A bit about us

The National Organization for Rare Disorders, Inc (NORD) builds community and creates lasting impact by improving the health and wellbeing of people with rare diseases by driving advances in care, research, and policy.

Our motto is "Alone we are rare. Together we are strong” which embodies our approach to enable, energize, and inspire individuals to be forces for positive change.

Since our founding by families in the early 1980s, NORD has always put rare patients first. We serve as the hub of the rare community, leading efforts to connect patients and organizations with other stakeholders and driving progress for all.

There are more than 10,000 rare diseases impacting the lives of an estimated 30 million Americans. Fewer than 10% of these diseases have an FDA approved treatment and 50% of rare disease patients are children. Since each rare disease affects fewer than 200,000 Americans, information is scarce, patients are scattered around the nation and resources and specialists are limited, creating an environment in which individuals and families face a myriad of challenges that affect their quality of life, access to care, and health outcomes.

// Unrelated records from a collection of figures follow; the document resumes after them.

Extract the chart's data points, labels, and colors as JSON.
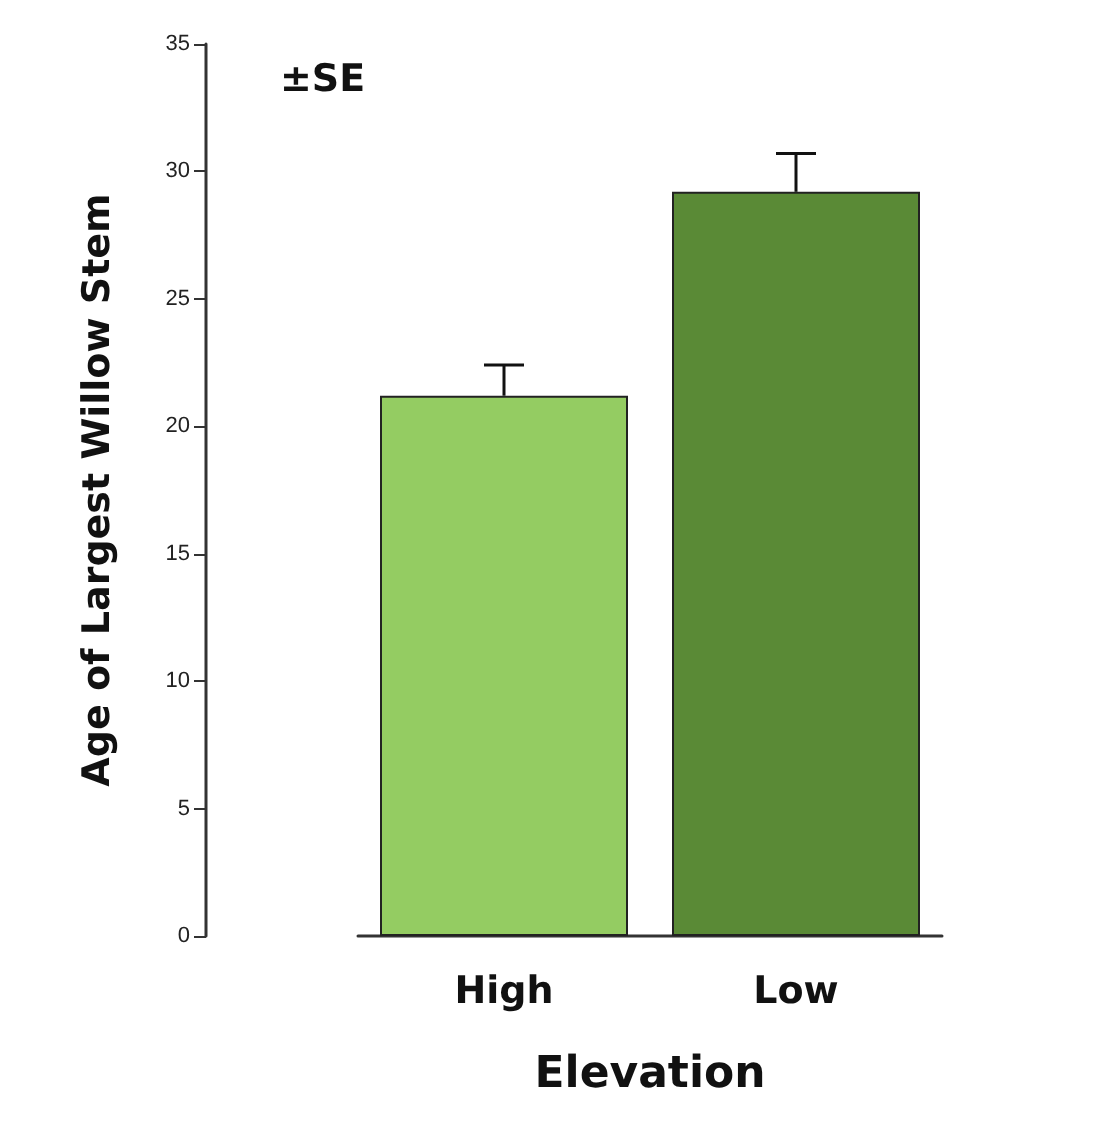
{
  "chart_data": {
    "type": "bar",
    "categories": [
      "High",
      "Low"
    ],
    "xlabel": "Elevation",
    "ylabel": "Age of Largest Willow Stem",
    "values": [
      21.2,
      29.2
    ],
    "colors": [
      "#94cc62",
      "#5a8a36"
    ],
    "errors": [
      1.2,
      1.5
    ],
    "ylim": [
      0,
      35
    ],
    "yticks": [
      0,
      5,
      10,
      15,
      20,
      25,
      30,
      35
    ],
    "grid": false,
    "annotations": [
      "±SE"
    ]
  }
}
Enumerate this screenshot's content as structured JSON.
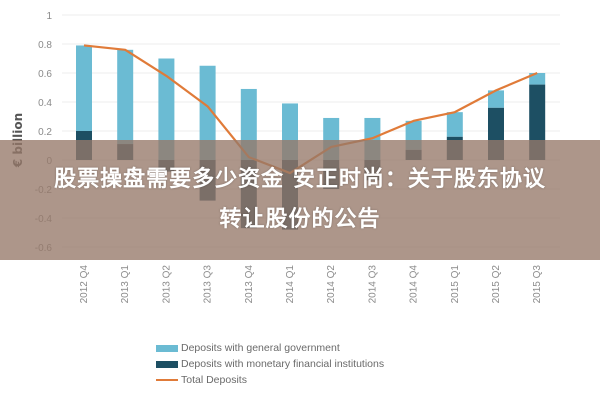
{
  "chart_data": {
    "type": "bar",
    "title": "",
    "xlabel": "",
    "ylabel": "€ billion",
    "ylim": [
      -0.6,
      1.0
    ],
    "yticks": [
      "1",
      "0.8",
      "0.6",
      "0.4",
      "0.2",
      "0",
      "-0.2",
      "-0.4",
      "-0.6"
    ],
    "grid": true,
    "legend_position": "bottom",
    "categories": [
      "2012 Q4",
      "2013 Q1",
      "2013 Q2",
      "2013 Q3",
      "2013 Q4",
      "2014 Q1",
      "2014 Q2",
      "2014 Q3",
      "2014 Q4",
      "2015 Q1",
      "2015 Q2",
      "2015 Q3"
    ],
    "series": [
      {
        "name": "Deposits with general government",
        "type": "bar",
        "color": "#6bbbd3",
        "values": [
          0.79,
          0.76,
          0.7,
          0.65,
          0.49,
          0.39,
          0.29,
          0.29,
          0.2,
          0.17,
          0.12,
          0.08
        ]
      },
      {
        "name": "Deposits with monetary financial institutions",
        "type": "bar",
        "color": "#1d4f63",
        "values": [
          0.2,
          0.11,
          -0.08,
          -0.28,
          -0.47,
          -0.48,
          -0.2,
          -0.14,
          0.07,
          0.16,
          0.36,
          0.52
        ]
      },
      {
        "name": "Total Deposits",
        "type": "line",
        "color": "#e07b39",
        "values": [
          0.79,
          0.76,
          0.58,
          0.37,
          0.02,
          -0.09,
          0.09,
          0.15,
          0.27,
          0.33,
          0.48,
          0.6
        ]
      }
    ]
  },
  "overlay": {
    "line1": "股票操盘需要多少资金 安正时尚：关于股东协议",
    "line2": "转让股份的公告"
  },
  "legend": [
    {
      "label": "Deposits with general government",
      "color": "#6bbbd3",
      "kind": "bar"
    },
    {
      "label": "Deposits with monetary financial institutions",
      "color": "#1d4f63",
      "kind": "bar"
    },
    {
      "label": "Total Deposits",
      "color": "#e07b39",
      "kind": "line"
    }
  ]
}
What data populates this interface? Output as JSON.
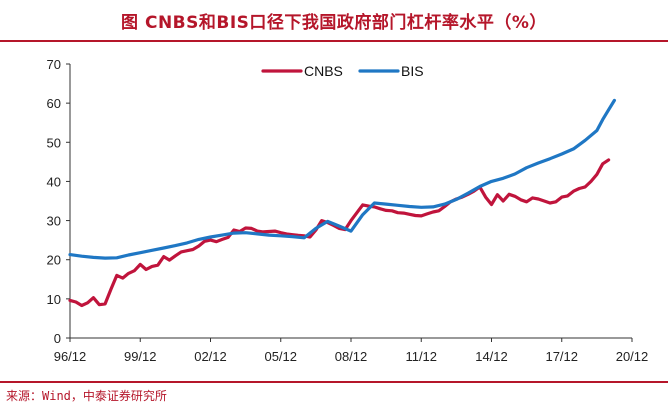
{
  "title": "图  CNBS和BIS口径下我国政府部门杠杆率水平（%）",
  "source": "来源：Wind，中泰证券研究所",
  "colors": {
    "cnbs": "#c0143c",
    "bis": "#1f77c4",
    "accent": "#b5162a"
  },
  "chart_data": {
    "type": "line",
    "title": "",
    "xlabel": "",
    "ylabel": "",
    "ylim": [
      0,
      70
    ],
    "yticks": [
      0,
      10,
      20,
      30,
      40,
      50,
      60,
      70
    ],
    "xrange": [
      0,
      96
    ],
    "xticks": [
      {
        "x": 0,
        "label": "96/12"
      },
      {
        "x": 12,
        "label": "99/12"
      },
      {
        "x": 24,
        "label": "02/12"
      },
      {
        "x": 36,
        "label": "05/12"
      },
      {
        "x": 48,
        "label": "08/12"
      },
      {
        "x": 60,
        "label": "11/12"
      },
      {
        "x": 72,
        "label": "14/12"
      },
      {
        "x": 84,
        "label": "17/12"
      },
      {
        "x": 96,
        "label": "20/12"
      }
    ],
    "grid": false,
    "legend": "top-center",
    "series": [
      {
        "name": "CNBS",
        "color": "#c0143c",
        "points": [
          [
            0,
            9.6
          ],
          [
            1,
            9.2
          ],
          [
            2,
            8.3
          ],
          [
            3,
            9.0
          ],
          [
            4,
            10.3
          ],
          [
            5,
            8.5
          ],
          [
            6,
            8.7
          ],
          [
            7,
            12.5
          ],
          [
            8,
            16.0
          ],
          [
            9,
            15.3
          ],
          [
            10,
            16.5
          ],
          [
            11,
            17.2
          ],
          [
            12,
            18.8
          ],
          [
            13,
            17.5
          ],
          [
            14,
            18.3
          ],
          [
            15,
            18.6
          ],
          [
            16,
            20.8
          ],
          [
            17,
            19.9
          ],
          [
            18,
            21.0
          ],
          [
            19,
            22.0
          ],
          [
            20,
            22.3
          ],
          [
            21,
            22.6
          ],
          [
            22,
            23.5
          ],
          [
            23,
            24.7
          ],
          [
            24,
            25.0
          ],
          [
            25,
            24.6
          ],
          [
            26,
            25.2
          ],
          [
            27,
            25.7
          ],
          [
            28,
            27.6
          ],
          [
            29,
            27.2
          ],
          [
            30,
            28.1
          ],
          [
            31,
            28.0
          ],
          [
            32,
            27.3
          ],
          [
            33,
            27.1
          ],
          [
            34,
            27.2
          ],
          [
            35,
            27.3
          ],
          [
            36,
            26.9
          ],
          [
            37,
            26.6
          ],
          [
            38,
            26.4
          ],
          [
            39,
            26.2
          ],
          [
            40,
            26.1
          ],
          [
            41,
            25.8
          ],
          [
            42,
            27.6
          ],
          [
            43,
            30.0
          ],
          [
            44,
            29.5
          ],
          [
            45,
            28.8
          ],
          [
            46,
            28.0
          ],
          [
            47,
            27.7
          ],
          [
            48,
            30.0
          ],
          [
            49,
            32.0
          ],
          [
            50,
            34.0
          ],
          [
            51,
            33.7
          ],
          [
            52,
            33.5
          ],
          [
            53,
            33.0
          ],
          [
            54,
            32.6
          ],
          [
            55,
            32.5
          ],
          [
            56,
            32.0
          ],
          [
            57,
            31.9
          ],
          [
            58,
            31.6
          ],
          [
            59,
            31.3
          ],
          [
            60,
            31.2
          ],
          [
            61,
            31.7
          ],
          [
            62,
            32.2
          ],
          [
            63,
            32.5
          ],
          [
            64,
            33.6
          ],
          [
            65,
            34.8
          ],
          [
            66,
            35.5
          ],
          [
            67,
            36.0
          ],
          [
            68,
            36.7
          ],
          [
            69,
            37.5
          ],
          [
            70,
            38.6
          ],
          [
            71,
            36.0
          ],
          [
            72,
            34.1
          ],
          [
            73,
            36.6
          ],
          [
            74,
            35.0
          ],
          [
            75,
            36.7
          ],
          [
            76,
            36.2
          ],
          [
            77,
            35.3
          ],
          [
            78,
            34.8
          ],
          [
            79,
            35.8
          ],
          [
            80,
            35.5
          ],
          [
            81,
            35.0
          ],
          [
            82,
            34.5
          ],
          [
            83,
            34.8
          ],
          [
            84,
            36.0
          ],
          [
            85,
            36.3
          ],
          [
            86,
            37.5
          ],
          [
            87,
            38.2
          ],
          [
            88,
            38.6
          ],
          [
            89,
            40.0
          ],
          [
            90,
            41.8
          ],
          [
            91,
            44.5
          ],
          [
            92,
            45.5
          ]
        ]
      },
      {
        "name": "BIS",
        "color": "#1f77c4",
        "points": [
          [
            0,
            21.3
          ],
          [
            2,
            20.9
          ],
          [
            4,
            20.6
          ],
          [
            6,
            20.4
          ],
          [
            8,
            20.5
          ],
          [
            10,
            21.2
          ],
          [
            12,
            21.8
          ],
          [
            14,
            22.4
          ],
          [
            16,
            23.0
          ],
          [
            18,
            23.6
          ],
          [
            20,
            24.3
          ],
          [
            22,
            25.2
          ],
          [
            24,
            25.8
          ],
          [
            26,
            26.3
          ],
          [
            28,
            26.8
          ],
          [
            30,
            26.9
          ],
          [
            32,
            26.6
          ],
          [
            34,
            26.3
          ],
          [
            36,
            26.1
          ],
          [
            38,
            25.9
          ],
          [
            40,
            25.6
          ],
          [
            42,
            28.0
          ],
          [
            44,
            29.8
          ],
          [
            46,
            28.6
          ],
          [
            48,
            27.3
          ],
          [
            50,
            31.5
          ],
          [
            52,
            34.5
          ],
          [
            54,
            34.2
          ],
          [
            56,
            33.9
          ],
          [
            58,
            33.6
          ],
          [
            60,
            33.4
          ],
          [
            62,
            33.5
          ],
          [
            64,
            34.2
          ],
          [
            66,
            35.4
          ],
          [
            68,
            37.0
          ],
          [
            70,
            38.7
          ],
          [
            72,
            40.0
          ],
          [
            74,
            40.8
          ],
          [
            76,
            41.9
          ],
          [
            78,
            43.5
          ],
          [
            80,
            44.7
          ],
          [
            82,
            45.8
          ],
          [
            84,
            47.0
          ],
          [
            86,
            48.3
          ],
          [
            88,
            50.5
          ],
          [
            90,
            53.0
          ],
          [
            91,
            55.8
          ],
          [
            92,
            58.3
          ],
          [
            93,
            60.7
          ]
        ]
      }
    ]
  }
}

NORD’s Rare Disease Centers of Excellence is the first national network of U.S. hospitals and medical institutions dedicated to diagnosing, treating and researching all rare diseases.

How we'll spend the money you raise

Expanding access, developing new standards of care, and finding treatments and cures requires major coordination and these Centers are committed to sharing knowledge and best practices to improve care and advance research. Support will allow NORD to invest in the technology to connect and coordinate these Centers, providing a platform for collaboration and knowledge sharing between relevant clinicians / researchers in multiple medical and scientific disciplines.